Many authors have done MRI studies for the variations of piriformis. Polesello et al22 through an MRI study observed an accessory muscle belly of left piriformis and common peroneal nerve passed between its fibers and the standard piriformis muscle in one female patient of 45 year old. Varenika et al23 by MRI study found normal sciatic nerve anatomy in 87% case and the other 13% showed one of the division of sciatic nerve passing through piriformis and the other passing below the piriformis.

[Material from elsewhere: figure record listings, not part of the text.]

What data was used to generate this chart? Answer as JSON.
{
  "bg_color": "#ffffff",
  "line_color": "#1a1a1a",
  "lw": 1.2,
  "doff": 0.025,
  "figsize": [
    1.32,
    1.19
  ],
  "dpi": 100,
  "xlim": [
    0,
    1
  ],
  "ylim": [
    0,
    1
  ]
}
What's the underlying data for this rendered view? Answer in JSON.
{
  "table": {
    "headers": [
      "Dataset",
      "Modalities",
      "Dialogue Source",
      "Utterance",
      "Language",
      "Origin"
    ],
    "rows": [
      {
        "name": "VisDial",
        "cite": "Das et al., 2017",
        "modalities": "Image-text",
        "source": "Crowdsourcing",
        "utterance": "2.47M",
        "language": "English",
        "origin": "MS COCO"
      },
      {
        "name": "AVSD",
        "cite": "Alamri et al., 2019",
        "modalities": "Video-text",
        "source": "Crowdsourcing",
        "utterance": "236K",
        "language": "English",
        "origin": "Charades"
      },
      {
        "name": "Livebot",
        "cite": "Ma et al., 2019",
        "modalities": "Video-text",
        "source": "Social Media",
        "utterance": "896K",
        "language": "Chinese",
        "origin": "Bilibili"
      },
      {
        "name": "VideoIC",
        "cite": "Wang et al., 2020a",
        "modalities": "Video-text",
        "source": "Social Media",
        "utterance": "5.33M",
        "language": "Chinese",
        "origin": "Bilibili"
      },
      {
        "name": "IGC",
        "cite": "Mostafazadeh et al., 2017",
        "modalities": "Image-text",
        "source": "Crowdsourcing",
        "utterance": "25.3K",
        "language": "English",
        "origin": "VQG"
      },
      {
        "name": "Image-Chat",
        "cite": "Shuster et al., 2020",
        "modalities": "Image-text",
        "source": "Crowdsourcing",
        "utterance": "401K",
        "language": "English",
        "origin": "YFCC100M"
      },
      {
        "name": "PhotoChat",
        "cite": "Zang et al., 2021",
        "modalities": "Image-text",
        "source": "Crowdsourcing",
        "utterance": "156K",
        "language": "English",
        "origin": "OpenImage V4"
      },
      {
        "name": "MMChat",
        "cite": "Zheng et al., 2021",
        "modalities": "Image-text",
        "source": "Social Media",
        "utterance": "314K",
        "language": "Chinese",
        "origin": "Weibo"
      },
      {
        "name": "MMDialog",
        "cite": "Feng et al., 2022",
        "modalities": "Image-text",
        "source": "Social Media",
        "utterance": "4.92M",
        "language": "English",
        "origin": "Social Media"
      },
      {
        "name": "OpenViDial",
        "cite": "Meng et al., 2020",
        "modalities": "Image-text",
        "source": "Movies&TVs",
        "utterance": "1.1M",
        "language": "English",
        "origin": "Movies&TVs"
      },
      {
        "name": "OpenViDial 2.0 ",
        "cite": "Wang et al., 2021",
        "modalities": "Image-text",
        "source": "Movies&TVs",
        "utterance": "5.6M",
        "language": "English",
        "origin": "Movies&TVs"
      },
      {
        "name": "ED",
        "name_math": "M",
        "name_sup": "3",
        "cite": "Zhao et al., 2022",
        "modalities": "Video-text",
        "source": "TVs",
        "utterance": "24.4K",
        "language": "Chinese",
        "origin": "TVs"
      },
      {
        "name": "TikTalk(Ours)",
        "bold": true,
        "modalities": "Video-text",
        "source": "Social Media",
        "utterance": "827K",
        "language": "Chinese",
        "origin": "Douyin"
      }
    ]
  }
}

Thus the anatomical variations seen in sciatic nerve and the piriformis muscle present in gluteal region is an important cause of clinical syndrome called piriformis syndrome.14 It is characterised by radiating pain in gluteal region and the lower limb.24
Conclusion
The anatomical knowledge of the variations present in gluteal region is of utmost importance for the surgeons who perform surgeries around the hip joint and gluteal region. This knowledge is also important to the clinicians while giving intramuscular injections in this region to prevent sciatic injury. Moreover also can help in managing patients of piriformis syndrome which can be due to compression of common peroneal nerve and gluteal nerve between the piriformis and accessory head of piriformis.